Competition for space in China's wine market is set to intensify in the next few years: China's wine market will still expand by 40% in volume over the next four years, but opportunities for foreign brands will be more limited.

Figures released jointly by wine trade show Vinexpo and research group IWSR show that between 2007 and the end of 2011, wine sales in China rose much faster, by 144% in volume, than they will for the next four years.

Alongside the predicted slowdown, Chinese wine production is growing considerably.

Since 2007, the country has risen from 10th to eighth in the global wine production league table, and it is expected to displace Australia and Chile to become the world's sixth biggest producer in 2016.

'It will be more challenging, and especially for France [market leader], because everybody wants to go there now,' Xavier de Eizaguirre, chairman of Vinexpo, told Decanter.com.

However, de Eizaguirre said the speed of growth in China remains 'incredible' compared to many other markets, and its per capita consumption is still only 1.6 litres a year.

'China will bypass the US very soon,' he said. ‘The forecast for 2016 is 250m cases.
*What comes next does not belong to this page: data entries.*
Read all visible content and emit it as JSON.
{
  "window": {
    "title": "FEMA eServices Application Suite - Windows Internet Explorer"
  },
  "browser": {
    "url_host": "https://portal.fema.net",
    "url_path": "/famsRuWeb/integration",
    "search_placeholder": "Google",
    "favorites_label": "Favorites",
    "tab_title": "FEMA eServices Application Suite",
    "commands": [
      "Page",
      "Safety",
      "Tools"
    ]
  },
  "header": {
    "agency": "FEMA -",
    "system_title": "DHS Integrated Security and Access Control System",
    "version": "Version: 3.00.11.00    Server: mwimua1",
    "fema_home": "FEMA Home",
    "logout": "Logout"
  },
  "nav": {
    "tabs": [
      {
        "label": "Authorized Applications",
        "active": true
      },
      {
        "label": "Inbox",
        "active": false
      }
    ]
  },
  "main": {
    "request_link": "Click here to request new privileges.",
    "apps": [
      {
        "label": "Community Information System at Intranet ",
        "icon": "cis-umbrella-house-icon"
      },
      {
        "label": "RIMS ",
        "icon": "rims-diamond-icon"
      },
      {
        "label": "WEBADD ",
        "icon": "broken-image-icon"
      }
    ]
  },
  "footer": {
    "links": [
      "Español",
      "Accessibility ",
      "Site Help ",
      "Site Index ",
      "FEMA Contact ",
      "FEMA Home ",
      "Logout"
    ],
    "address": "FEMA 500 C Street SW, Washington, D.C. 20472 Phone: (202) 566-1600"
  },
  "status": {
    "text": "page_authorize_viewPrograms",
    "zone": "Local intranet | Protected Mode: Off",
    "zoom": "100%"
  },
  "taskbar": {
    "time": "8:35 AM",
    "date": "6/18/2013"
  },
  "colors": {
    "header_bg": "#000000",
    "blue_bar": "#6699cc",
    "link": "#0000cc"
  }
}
The US is about 350m, so they’re getting very close.’

In value terms, China should overtake the UK to become the world's second biggest wine consuming nation by value in 2016, with sales of US$16.7bn.

More than a third of foreign visitors to Vinexpo 2013, to be held in Bordeaux in June, are expected to come from Asia.

Most of the other figures released by Vinexpo showed a continuation of existing trends. Consumption in the UK, for example, will continue to fall up to 2016, by around 4% on current levels.

However, sparkling wines and still wine priced above US$10-a-bottle will buck this trend.

Globally, wine consumption is expected to rise by 5.3% between 2012 and the end of 2016, to 2.87bn cases, while worldwide production will fall by around 2%.